1. Are you individually regulated?: While many people work for a ‘regulated company’ they are often not regulated themselves, this means that if you have an issue that the recourse is to the company and if the person has done wrong they may lose their job but they can still go work somewhere else, we believe that by having individually regulated mortgage advisers it gives people the right message, that each individual in our organisation individually stands over their advice and actions, to the point that any issues fall directly upon their shoulders.
2. What qualifications do you have?: While there are many financial qualifications (ACCA, ACA, CPA, CFA, BComm, MScEcon etc.) the retail broker specific ones are QFA (qualified financial adviser) and LIAM dip (Life Insurance Association Mortgage Diploma), you should make sure that your adviser has at least some level of formal training in the advice they give, it won’t ensure that they get it right all of the time but it is a demonstration of their commitment to their profession, because financial regulation in Ireland only became modernised in 2003 there are many people who are authorised who have no formal qualification.
3. Do you have insurance?: By this we mean that they are part of the investor compensation scheme, that they also have public liability insurance.

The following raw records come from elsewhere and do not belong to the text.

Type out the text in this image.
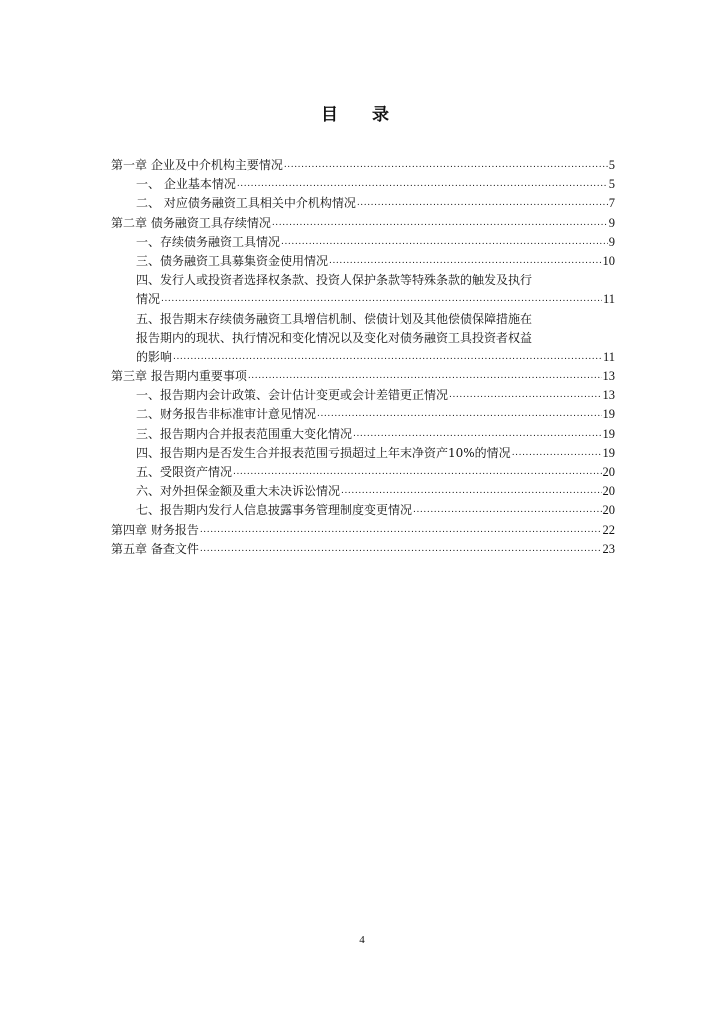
目 录
第一章 企业及中介机构主要情况 .....	5
一、 企业基本情况 .....	5
二、 对应债务融资工具相关中介机构情况 .....	7
第二章 债务融资工具存续情况 .....	9
一、存续债务融资工具情况 .....	9
三、债务融资工具募集资金使用情况 .....	10
四、发行人或投资者选择权条款、投资人保护条款等特殊条款的触发及执行
情况 .....	11
五、报告期末存续债务融资工具增信机制、偿债计划及其他偿债保障措施在
报告期内的现状、执行情况和变化情况以及变化对债务融资工具投资者权益
的影响 .....	11
第三章 报告期内重要事项 .....	13
一、报告期内会计政策、会计估计变更或会计差错更正情况 .....	13
二、财务报告非标准审计意见情况 .....	19
三、报告期内合并报表范围重大变化情况 .....	19
四、报告期内是否发生合并报表范围亏损超过上年末净资产10%的情况 .....	19
五、受限资产情况 .....	20
六、对外担保金额及重大未决诉讼情况 .....	20
七、报告期内发行人信息披露事务管理制度变更情况 .....	20
第四章 财务报告 .....	22
第五章 备查文件 .....	23
4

These simple steps ought to help you weed out advisers who may not be up to scratch, it isn’t to say that an adviser without qualifications or individual regulation can’t do a good job, but when you have the freedom of choice why wouldn’t you opt for the ones who can prove their dedication and professional ability with a track record where formal education played a part in it and where they are willing to undertake the full responsibility of their actions via direct regulation?